During that period I can remember coming to visit and sharing a bathroom (not really because swans don’t share) with an injured swan spending the night inside. There was one she called Sweetheart in particular that did a lot of time in the house. Frequently swans and other water birds swallow fishline or “sinkers” which, in turn twist in their gut or give them lead poisoning. Those that recovered would be released either into our river or given to someone with a protected pond on their property. Some of the swans were pinioned (wings clipped) to keep them in a small waterbody on a property but often without enough food. They were moved to where they could be supervised as flying is their only real defence.
Sadly my sister eventually died. Not too long after my parents left their house by the river after Hurricane Sandy. Mom herself moved from a walker to being largely immobile. Throughout it all she continued to take calls about swans and other injured or endangered waterfowl. Pictorama readers know that she was also clearly a sucker for cats and adopted four of the Jersey five I have today in those last years. (Yes, this means I inherited four very young cats out of five. I sometimes say I have cats for life.)

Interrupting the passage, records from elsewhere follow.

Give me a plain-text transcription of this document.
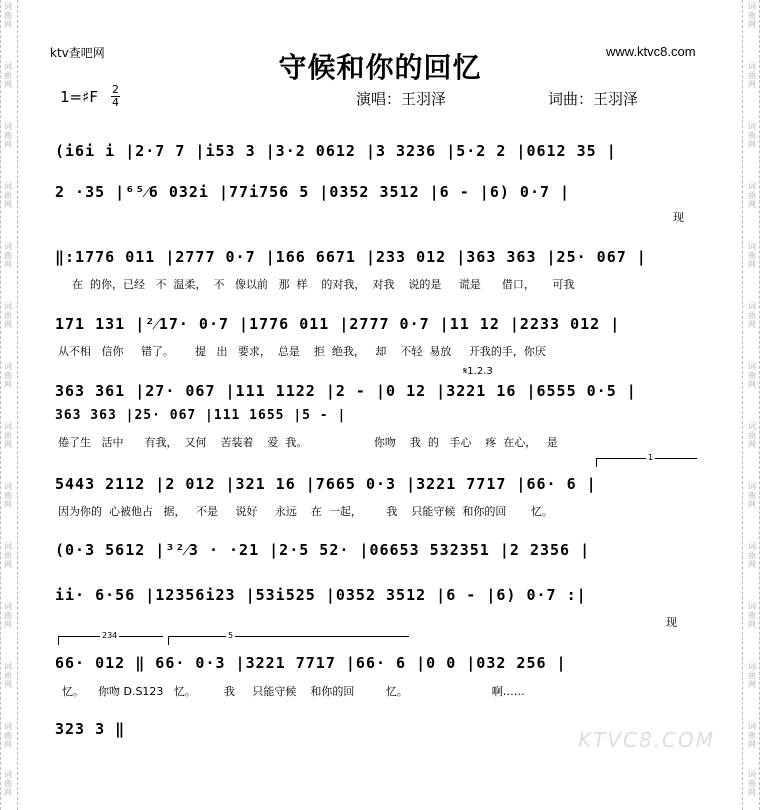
词曲网
词曲网
词曲网
词曲网
词曲网
词曲网
词曲网
词曲网
词曲网
词曲网
词曲网
词曲网
词曲网
词曲网
词曲网
词曲网
词曲网
词曲网
词曲网
词曲网
词曲网
词曲网
词曲网
词曲网
词曲网
词曲网
词曲网
词曲网
ktv查吧网	www.ktvc8.com
守候和你的回忆
1=♯F 2
4	演唱：王羽泽	词曲：王羽泽
(i6i i |2·7 7 |i53 3 |3·2 0612 |3 3236 |5·2 2 |0612 35 |
2 ·35 |⁶⁵⁄6 032i |77i756 5 |0352 3512 |6 - |6) 0·7 |
现
‖:1776 011 |2777 0·7 |166 6671 |233 012 |363 363 |25· 067 |
在  的你，已经   不  温柔，  不   像以前   那  样    的对我，  对我    说的是     谎是      借口，     可我
171 131 |²⁄17· 0·7 |1776 011 |2777 0·7 |11 12 |2233 012 |
从不相   信你     错了。      提   出   要求，  总是    拒  绝我，   却    不轻  易放     开我的手，你厌
𝄋1.2.3
363 361 |27· 067 |111 1122 |2 - |0 12 |3221 16 |6555 0·5 |
363 363 |25· 067 |111 1655 |5 - |
倦了生   活中      有我，  又何    苦装着    爱  我。                   你吻    我  的   手心    疼  在心，   是
1
5443 2112 |2 012 |321 16 |7665 0·3 |3221 7717 |66· 6 |
因为你的  心被他占   据，   不是     说好     永远    在  一起，       我    只能守候  和你的回       忆。
(0·3 5612 |³²⁄3 · ·21 |2·5 52· |06653 532351 |2 2356 |
ii· 6·56 |12356i23 |53i525 |0352 3512 |6 - |6) 0·7 :|
现
234	5
66· 012 ‖ 66· 0·3 |3221 7717 |66· 6 |0 0 |032 256 |
忆。    你吻 D.S123   忆。        我     只能守候    和你的回         忆。                        啊……
323 3 ‖	KTVC8.COM
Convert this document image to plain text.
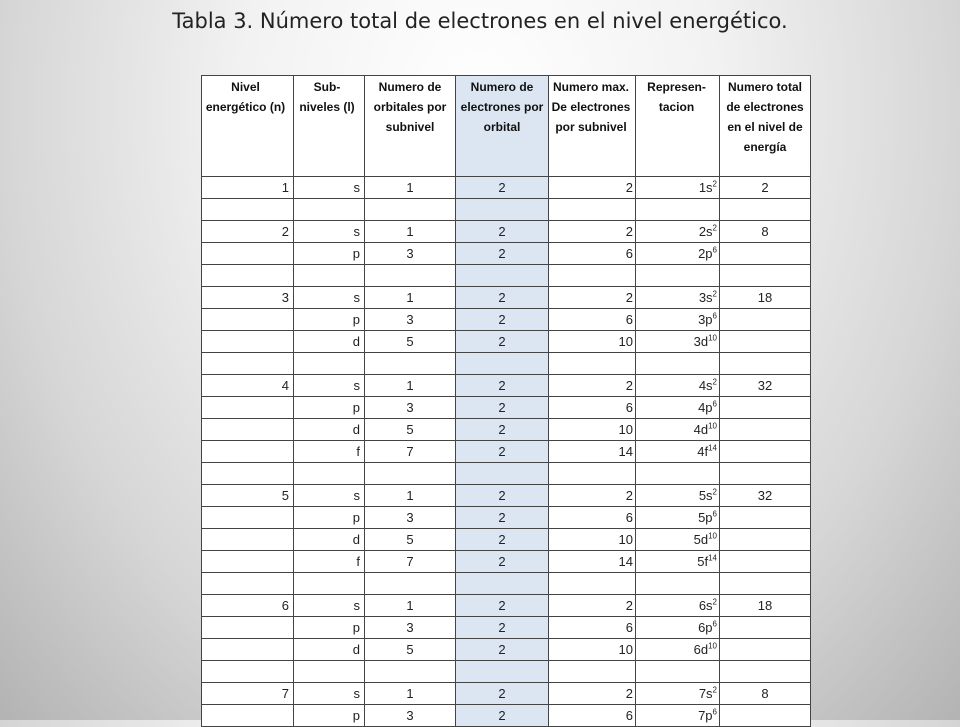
Tabla 3. Número total de electrones en el nivel energético.
Nivel energético (n)	Sub- niveles (l)	Numero de orbitales por subnivel	Numero de electrones por orbital	Numero max. De electrones por subnivel	Represen- tacion	Numero total de electrones en el nivel de energía
1	s	1	2	2	$1s^2$	2

2	s	1	2	2	$2s^2$	8
	p	3	2	6	$2p^6$	

3	s	1	2	2	$3s^2$	18
	p	3	2	6	$3p^6$	
	d	5	2	10	$3d^{10}$	

4	s	1	2	2	$4s^2$	32
	p	3	2	6	$4p^6$	
	d	5	2	10	$4d^{10}$	
	f	7	2	14	$4f^{14}$	

5	s	1	2	2	$5s^2$	32
	p	3	2	6	$5p^6$	
	d	5	2	10	$5d^{10}$	
	f	7	2	14	$5f^{14}$	

6	s	1	2	2	$6s^2$	18
	p	3	2	6	$6p^6$	
	d	5	2	10	$6d^{10}$	

7	s	1	2	2	$7s^2$	8
	p	3	2	6	$7p^6$	
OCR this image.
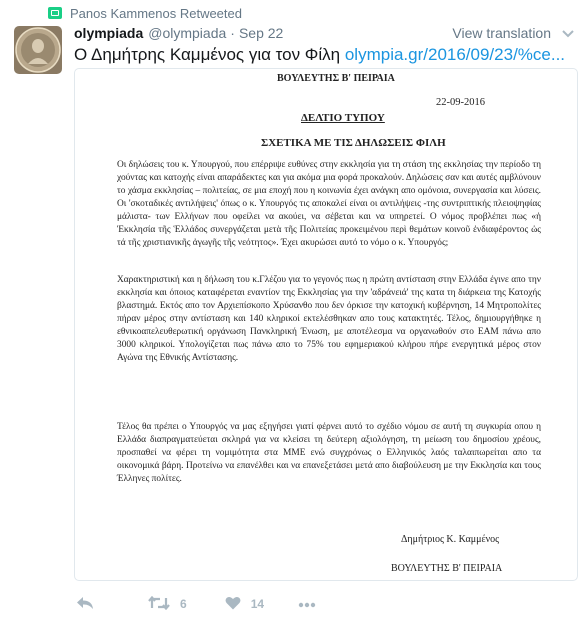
Panos Kammenos Retweeted
olympiada @olympiada · Sep 22	View translation
Ο Δημήτρης Καμμένος για τον Φίλη olympia.gr/2016/09/23/%ce...
ΒΟΥΛΕΥΤΗΣ Β' ΠΕΙΡΑΙΑ
22-09-2016
ΔΕΛΤΙΟ ΤΥΠΟΥ
ΣΧΕΤΙΚΑ ΜΕ ΤΙΣ ΔΗΛΩΣΕΙΣ ΦΙΛΗ
Οι δηλώσεις του κ. Υπουργού, που επέρριψε ευθύνες στην εκκλησία για τη στάση της εκκλησίας την περίοδο τη χούντας και κατοχής είναι απαράδεκτες και για ακόμα μια φορά προκαλούν. Δηλώσεις σαν και αυτές αμβλύνουν το χάσμα εκκλησίας – πολιτείας, σε μια εποχή που η κοινωνία έχει ανάγκη απο ομόνοια, συνεργασία και λύσεις. Οι 'σκοταδικές αντιλήψεις' όπως ο κ. Υπουργός τις αποκαλεί είναι οι αντιλήψεις -της συντριπτικής πλειοψηφίας μάλιστα- των Ελλήνων που οφείλει να ακούει, να σέβεται και να υπηρετεί. Ο νόμος προβλέπει πως «ἡ Ἐκκλησία τῆς Ἑλλάδος συνεργάζεται μετὰ τῆς Πολιτείας προκειμένου περὶ θεμάτων κοινοῦ ἐνδιαφέροντος ὡς τά τῆς χριστιανικῆς ἀγωγῆς τῆς νεότητος». Έχει ακυρώσει αυτό το νόμο ο κ. Υπουργός;
Χαρακτηριστική και η δήλωση του κ.Γλέζου για το γεγονός πως η πρώτη αντίσταση στην Ελλάδα έγινε απο την εκκλησία και όποιος καταφέρεται εναντίον της Εκκλησίας για την 'αδράνειά' της κατα τη διάρκεια της Κατοχής βλαστημά. Εκτός απο τον Αρχιεπίσκοπο Χρύσανθο που δεν όρκισε την κατοχική κυβέρνηση, 14 Μητροπολίτες πήραν μέρος στην αντίσταση και 140 κληρικοί εκτελέσθηκαν απο τους κατακτητές. Τέλος, δημιουργήθηκε η εθνικοαπελευθερωτική οργάνωση Πανκληρική Ένωση, με αποτέλεσμα να οργανωθούν στο ΕΑΜ πάνω απο 3000 κληρικοί. Υπολογίζεται πως πάνω απο το 75% του εφημεριακού κλήρου πήρε ενεργητικά μέρος στον Αγώνα της Εθνικής Αντίστασης.
Τέλος θα πρέπει ο Υπουργός να μας εξηγήσει γιατί φέρνει αυτό το σχέδιο νόμου σε αυτή τη συγκυρία οπου η Ελλάδα διαπραγματεύεται σκληρά για να κλείσει τη δεύτερη αξιολόγηση, τη μείωση του δημοσίου χρέους, προσπαθεί να φέρει τη νομιμότητα στα ΜΜΕ ενώ συγχρόνως ο Ελληνικός λαός ταλαιπωρείται απο τα οικονομικά βάρη. Προτείνω να επανέλθει και να επανεξετάσει μετά απο διαβούλευση με την Εκκλησία και τους Έλληνες πολίτες.
Δημήτριος Κ. Καμμένος
ΒΟΥΛΕΥΤΗΣ Β' ΠΕΙΡΑΙΑ
6	14
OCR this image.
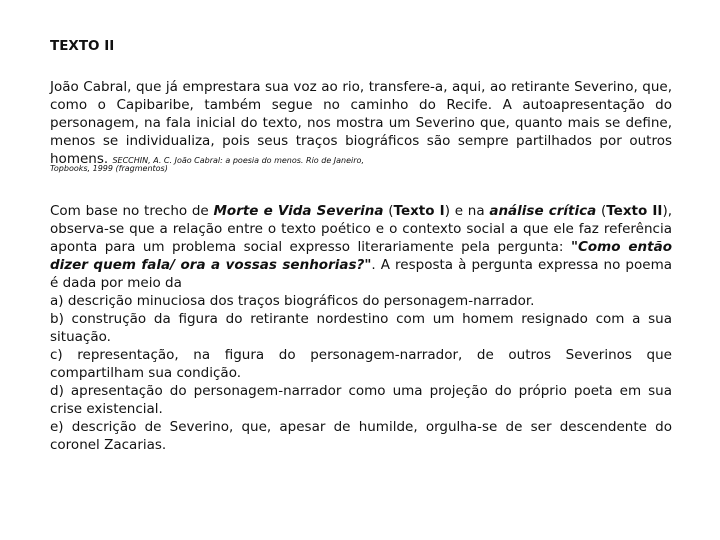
TEXTO II

João Cabral, que já emprestara sua voz ao rio, transfere-a, aqui, ao retirante Severino, que, como o Capibaribe, também segue no caminho do Recife. A autoapresentação do personagem, na fala inicial do texto, nos mostra um Severino que, quanto mais se define, menos se individualiza, pois seus traços biográficos são sempre partilhados por outros homens. SECCHIN, A. C. João Cabral: a poesia do menos. Rio de Janeiro,

Topbooks, 1999 (fragmentos)

Com base no trecho de Morte e Vida Severina (Texto I) e na análise crítica (Texto II), observa-se que a relação entre o texto poético e o contexto social a que ele faz referência aponta para um problema social expresso literariamente pela pergunta: "Como então dizer quem fala/ ora a vossas senhorias?". A resposta à pergunta expressa no poema é dada por meio da

a) descrição minuciosa dos traços biográficos do personagem-narrador.

b) construção da figura do retirante nordestino com um homem resignado com a sua situação.

c) representação, na figura do personagem-narrador, de outros Severinos que compartilham sua condição.

d) apresentação do personagem-narrador como uma projeção do próprio poeta em sua crise existencial.

e) descrição de Severino, que, apesar de humilde, orgulha-se de ser descendente do coronel Zacarias.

While mom was never one to pick up bits and pieces (I inherited that from my father and his family – a post about their collecting can be found here) there are a few bits of evidence of her love for swans in the house. Some cards made from her photos and of course some prints. There are a few swans either in the yard or tucked away in the house. I am looking at a piece of stained glass someone gave her.
Yet, as soon as I saw this door knocker, green with age and patina, clearly weighing a ton, I had to have it for the house here. Someone may have tried to clean it a long ago mistaken day, at least that is what I think the white bits in places represent. The knocker is largely the long neck of the swan.

He is a beady eyed fellow. No cartoon cuteness to him. The bottom is sort of decorative feathers and even abstracted feet. It ends in a sort of blossom, water reed design.
It weighs a ton! Realistically I would not be surprised if I am unable to install it here although I will try. My metal fireproof door may be able to hold it (although my current knocker is hung with one bolt rather than two) and I will have to let you know! If not, I will find somewhere else to put it here. It seems like mom would have liked it very much.